Merk' auf ihr schmeichelndes Getön,
Blick' in den Spiegel dieser Lieder;
Du siehst dich ewig jung und schön
Und schlägst beschämt die Augen nieder.

 

2. Am 26. December.

So sind gegangen dir und mir
Nun fünf und zwanzig Jahr' in's Land,
Seit unser Liebesfrühling hier
In seiner vollen Blüthe stand!

In seiner vollen Blüthe stand!
Und steht er nicht in voller noch?
O sieh', gereiht an uns'rer Hand,
Die blüh'nden Söhn' und Töchter doch!

Wie ist Natur erfinderisch,
Nie um Ersatz umsonst bemüht!
Auf diesen Wangen blühet frisch,
Was auf den unsern abgeblüht.

Da blühet dir, da blühet mir
Der allerschönste Hochzeitkranz;
Gabst du ihn mir?

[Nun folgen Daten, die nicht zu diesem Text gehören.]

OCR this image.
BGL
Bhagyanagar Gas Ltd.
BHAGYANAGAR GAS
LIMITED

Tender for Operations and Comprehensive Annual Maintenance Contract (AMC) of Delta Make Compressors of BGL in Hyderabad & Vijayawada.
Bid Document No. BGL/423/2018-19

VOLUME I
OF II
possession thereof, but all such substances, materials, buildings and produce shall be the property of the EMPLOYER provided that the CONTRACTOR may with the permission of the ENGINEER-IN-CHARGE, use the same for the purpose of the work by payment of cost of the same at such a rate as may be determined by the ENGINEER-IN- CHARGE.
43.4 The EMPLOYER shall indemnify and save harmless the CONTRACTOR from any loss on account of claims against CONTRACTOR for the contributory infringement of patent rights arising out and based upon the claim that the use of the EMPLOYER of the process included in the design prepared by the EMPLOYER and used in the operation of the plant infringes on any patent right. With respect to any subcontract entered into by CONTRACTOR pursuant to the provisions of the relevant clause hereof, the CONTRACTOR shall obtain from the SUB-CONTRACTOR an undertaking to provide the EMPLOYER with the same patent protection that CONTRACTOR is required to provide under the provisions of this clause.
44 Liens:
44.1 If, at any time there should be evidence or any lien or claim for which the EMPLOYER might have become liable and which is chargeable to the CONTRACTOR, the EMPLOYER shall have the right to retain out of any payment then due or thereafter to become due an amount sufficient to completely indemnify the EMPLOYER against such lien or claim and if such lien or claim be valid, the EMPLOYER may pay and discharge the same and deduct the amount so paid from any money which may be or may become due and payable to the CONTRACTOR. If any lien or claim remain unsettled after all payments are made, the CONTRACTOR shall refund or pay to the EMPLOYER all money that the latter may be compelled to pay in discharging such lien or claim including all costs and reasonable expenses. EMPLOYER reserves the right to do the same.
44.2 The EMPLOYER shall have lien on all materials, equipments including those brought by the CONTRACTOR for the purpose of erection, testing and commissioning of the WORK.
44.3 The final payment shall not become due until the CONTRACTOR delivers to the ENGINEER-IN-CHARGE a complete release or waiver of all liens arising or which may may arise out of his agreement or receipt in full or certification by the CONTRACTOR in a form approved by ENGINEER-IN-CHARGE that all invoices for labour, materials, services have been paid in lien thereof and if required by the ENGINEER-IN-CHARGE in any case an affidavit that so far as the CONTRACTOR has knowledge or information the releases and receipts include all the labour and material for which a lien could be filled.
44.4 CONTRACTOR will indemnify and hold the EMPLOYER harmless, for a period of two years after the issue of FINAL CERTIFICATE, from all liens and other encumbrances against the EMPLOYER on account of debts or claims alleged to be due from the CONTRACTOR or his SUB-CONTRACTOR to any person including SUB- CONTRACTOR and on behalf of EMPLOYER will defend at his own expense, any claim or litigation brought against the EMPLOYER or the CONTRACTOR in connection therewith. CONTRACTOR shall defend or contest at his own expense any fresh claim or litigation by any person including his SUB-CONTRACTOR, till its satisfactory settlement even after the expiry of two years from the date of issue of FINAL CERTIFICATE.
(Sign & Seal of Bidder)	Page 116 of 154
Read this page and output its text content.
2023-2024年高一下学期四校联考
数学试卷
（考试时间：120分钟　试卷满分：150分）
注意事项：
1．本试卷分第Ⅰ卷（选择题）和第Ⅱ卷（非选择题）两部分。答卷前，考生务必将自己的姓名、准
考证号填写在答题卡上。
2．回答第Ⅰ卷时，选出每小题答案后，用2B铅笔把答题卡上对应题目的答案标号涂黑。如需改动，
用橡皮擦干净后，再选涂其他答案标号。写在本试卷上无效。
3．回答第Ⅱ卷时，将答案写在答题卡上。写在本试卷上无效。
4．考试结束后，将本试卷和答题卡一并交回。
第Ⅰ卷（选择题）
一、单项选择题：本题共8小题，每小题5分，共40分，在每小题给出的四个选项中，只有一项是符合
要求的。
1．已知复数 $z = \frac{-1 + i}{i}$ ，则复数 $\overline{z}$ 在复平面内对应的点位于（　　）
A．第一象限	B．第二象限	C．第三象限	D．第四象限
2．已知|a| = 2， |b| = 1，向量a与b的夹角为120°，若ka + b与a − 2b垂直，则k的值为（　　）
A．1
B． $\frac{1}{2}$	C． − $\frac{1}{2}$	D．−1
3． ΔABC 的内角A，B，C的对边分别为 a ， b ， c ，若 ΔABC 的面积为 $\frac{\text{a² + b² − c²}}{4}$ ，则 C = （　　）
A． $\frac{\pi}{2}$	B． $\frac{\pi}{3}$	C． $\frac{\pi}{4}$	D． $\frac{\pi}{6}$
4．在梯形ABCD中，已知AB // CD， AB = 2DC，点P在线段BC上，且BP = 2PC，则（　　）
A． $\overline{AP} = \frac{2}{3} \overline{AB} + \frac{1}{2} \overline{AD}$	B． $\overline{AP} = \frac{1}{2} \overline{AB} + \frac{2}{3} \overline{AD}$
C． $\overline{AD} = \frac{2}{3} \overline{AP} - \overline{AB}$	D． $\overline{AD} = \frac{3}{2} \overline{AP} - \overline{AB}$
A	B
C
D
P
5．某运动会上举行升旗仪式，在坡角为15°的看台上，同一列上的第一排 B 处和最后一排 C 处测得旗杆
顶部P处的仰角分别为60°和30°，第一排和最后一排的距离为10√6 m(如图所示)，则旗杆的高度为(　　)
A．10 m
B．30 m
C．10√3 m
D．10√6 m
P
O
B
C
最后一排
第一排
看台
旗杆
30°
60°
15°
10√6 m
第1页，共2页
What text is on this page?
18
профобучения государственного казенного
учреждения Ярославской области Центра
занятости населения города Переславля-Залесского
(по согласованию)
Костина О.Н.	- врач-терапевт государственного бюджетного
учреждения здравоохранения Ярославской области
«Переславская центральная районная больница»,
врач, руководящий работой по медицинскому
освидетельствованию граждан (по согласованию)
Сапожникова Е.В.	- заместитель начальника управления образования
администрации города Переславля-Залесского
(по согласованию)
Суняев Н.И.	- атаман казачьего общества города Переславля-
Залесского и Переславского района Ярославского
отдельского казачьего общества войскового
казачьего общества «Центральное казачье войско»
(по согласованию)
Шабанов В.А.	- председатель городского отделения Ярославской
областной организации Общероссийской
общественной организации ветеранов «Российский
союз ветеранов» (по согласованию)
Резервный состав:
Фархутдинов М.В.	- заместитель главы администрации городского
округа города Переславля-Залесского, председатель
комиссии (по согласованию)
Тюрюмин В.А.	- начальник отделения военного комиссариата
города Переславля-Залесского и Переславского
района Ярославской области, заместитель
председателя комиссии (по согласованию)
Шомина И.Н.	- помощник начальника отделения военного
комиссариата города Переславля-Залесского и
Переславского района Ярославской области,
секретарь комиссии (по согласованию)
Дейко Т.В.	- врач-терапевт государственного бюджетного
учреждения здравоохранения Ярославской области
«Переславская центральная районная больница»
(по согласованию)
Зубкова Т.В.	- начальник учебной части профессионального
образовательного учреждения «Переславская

Gab ich ihn dir?
Gott gab uns diesen Frühlingsglanz.

Ein Frühlingsglanz und Frühlingsduft,
Der unserm Herbst und Winter bleibt
Und der noch spät auf uns'rer Gruft,
So Gott will, neue Blüthen treibt.

Die Hoffnung ist ein Blüthentraum,
Der Wunsch ein unzufriednes Kind,
Will pflücken jede Blüth' am Baum,
Doch manche Blüth' entführt der Wind.

Doch was auch hat ein Wind entführt,
Und was auch hat ein Sturm geraubt,
Des Lebens Kern blieb unberührt,
Der Liebe Kranz ist unentlaubt.

Bist du zufrieden, wie ich bin,
Und schreckt dich nicht mein graues Haar,
So nehmen wir uns immerhin
Auf neue fünf und zwanzig Jahr'.

Doch wenn ich an den letzten Gang
Soll morgen schon, so denk' ich heut',
Daß fünf und zwanzig Jahre lang
Mein Liebesfrühling mich erfreut.

Ich dank' es Gott und dank' es dir
Und leb' und sterb' in diesem Dank,
Daß, was von Lebenswonne hier
Mir ward, an deinem Mund ich trank.

Und jeden Liebesfrühlingsklang
Fass' ich zusammen in den Laut,
Der meinem Innersten entsprang.
Ich küsse dich als meine Braut.

Wie ich mit Nachtigallensang
Dich einst gegrüßt als Rosenbraut,
Mit diesem Silberschwanenklang
Grüß' ich dich neu als Silberbraut.

 

3. Am 27. December.

Hätt' ich heut' vor fünf und zwanzig Jahren
So viel Grau gehabt in meinen Haaren,
Nicht genommen hätt'st du mich, ich wette;
Und wenn Rosen damals auf der Wange
Du nicht hättest mehr gehabt, ich bange,
Ob ich selber dich genommen hätte.

Dennoch ist es glücklich so gekommen,
Und nicht reut mich's, daß ich dich genommen,
Und am Ende darf dich's auch nicht reuen.
Danken wir's den Lockungen der Rosen
Und der Locken, ohn' uns zu erbosen,
Daß sie Winterreife jetzt bestreuen.

O Natur, Allmutter deiner Kinder,
Weise lockest du durch solchen Flinder
Zweie, die du für einander freiest,
Die, wenn fein sie miteinander wallen,
Merken, wenn die äußern Flitter fallen,
Daß du sie für Höh'res, Inn'res weihest.